Baca juga: Arcandra Jawab Kritik Penyerapan Minyak Lokal oleh Pertamina
"Kita tidak bisa pastikan demand dalam 7 tahun, siapa yang bisa pastikan demand dalam 20 tahun? Persoalan di kementerian, kita komitmen untuk deliver 100 mmscfd 2018, yang terjadi offtaker tidak ada," ujar Arcandra di Hotel Pullman Thamrin, Selasa, 25 September 2018.
Ketidakpastian permintaan, ujar Arcandra, juga didukung cara para pelaku gas Indonesia menuliskan kontrak. Menurut dia, kata yang kerap ada dalam kontrak adalah 'dapat', yang bisa diartikan sebagai bisa atau tidak bisa.
"Kata dapat itu jalan keluar untuk membuat kontrak bisa jalan atau tidak, tergantung kita melihatnya. Benar kan?" kata Arcandra. "Terus bagaimana kita bangun infrastruktur kalau kontraknya ada loophole-nya, entah sengaja atau tidak."
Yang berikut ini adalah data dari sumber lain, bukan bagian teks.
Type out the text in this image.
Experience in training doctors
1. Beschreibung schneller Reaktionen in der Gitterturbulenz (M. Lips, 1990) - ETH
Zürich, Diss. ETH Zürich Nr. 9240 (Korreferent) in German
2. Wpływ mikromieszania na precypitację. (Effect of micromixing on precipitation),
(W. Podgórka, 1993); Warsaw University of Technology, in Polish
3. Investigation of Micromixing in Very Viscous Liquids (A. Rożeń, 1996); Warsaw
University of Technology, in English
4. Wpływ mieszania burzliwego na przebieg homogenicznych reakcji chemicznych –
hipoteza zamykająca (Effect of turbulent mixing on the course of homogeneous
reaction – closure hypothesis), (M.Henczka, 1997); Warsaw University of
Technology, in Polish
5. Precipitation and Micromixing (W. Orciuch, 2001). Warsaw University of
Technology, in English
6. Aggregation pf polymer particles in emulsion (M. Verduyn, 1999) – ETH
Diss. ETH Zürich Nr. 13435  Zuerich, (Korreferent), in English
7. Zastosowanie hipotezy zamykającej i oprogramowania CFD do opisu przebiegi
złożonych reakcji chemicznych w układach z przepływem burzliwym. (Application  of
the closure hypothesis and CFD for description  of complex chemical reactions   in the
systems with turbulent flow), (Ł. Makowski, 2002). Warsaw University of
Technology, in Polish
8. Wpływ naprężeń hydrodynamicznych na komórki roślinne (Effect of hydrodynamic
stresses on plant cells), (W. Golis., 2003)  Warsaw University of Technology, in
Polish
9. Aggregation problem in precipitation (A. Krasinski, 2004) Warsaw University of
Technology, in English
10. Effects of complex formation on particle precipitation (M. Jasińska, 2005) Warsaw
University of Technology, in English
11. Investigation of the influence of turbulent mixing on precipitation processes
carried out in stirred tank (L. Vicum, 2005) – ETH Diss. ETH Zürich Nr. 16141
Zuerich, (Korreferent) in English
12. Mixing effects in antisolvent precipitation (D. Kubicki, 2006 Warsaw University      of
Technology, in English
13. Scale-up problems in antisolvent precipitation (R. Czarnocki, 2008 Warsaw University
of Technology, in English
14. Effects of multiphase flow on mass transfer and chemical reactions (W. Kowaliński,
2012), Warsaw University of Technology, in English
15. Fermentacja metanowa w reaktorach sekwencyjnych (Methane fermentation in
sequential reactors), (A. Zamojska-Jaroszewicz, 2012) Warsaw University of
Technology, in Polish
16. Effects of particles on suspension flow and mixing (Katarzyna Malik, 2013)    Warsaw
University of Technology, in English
Selanjutnya, ketidakpastian itu pun terjadi pada infrastruktur. Arcandra mengatakan salah satu kendala pengembangan gas adalah ketidakpastian infrastruktur untuk mengembangkan pasar di area tertentu.
"Susah PGN membangun pipa kalau importing gas karena enggak ada infrastrukturnya, kecuali mau bangun FRSU (Floating Storage and Regasification Unit) sendiri," ujar Arcandra. Sementara, dalam rencana pembangunan proyek, misalnya saja FRSU juga ada hal yang tidak pasti.
Ia lantas menceritakan pengalaman pertamanya di kementerian ESDM. Menurut dia, saat itu ada rencana untuk membuat FSRU alias terminal apung pada 2019-2020.
"Kalau begitu kan harusnya sejak 2016 sudah ada FEED (Front End Engineering Design)-nya, dalam oil and gas mustahil pakai cara Sangkuriang," kata Arcandra. Dalam industri migas, ujar dia, selayaknya semua pihak membuat rencana ganda dengan permintaan yang pasti.
Arcandra Tahar menegaskan pentingnya infrastruktur dalam pengembangan gas. Sebab, gas berbeda dengan minyak yang lebih mudah mobilisasinya, baik untuk didistribusikan maupun untuk ekspor impor. Sementara, untuk gas, perlu ada infrastruktur pendukung terlebih dahulu sebelum pengembangan.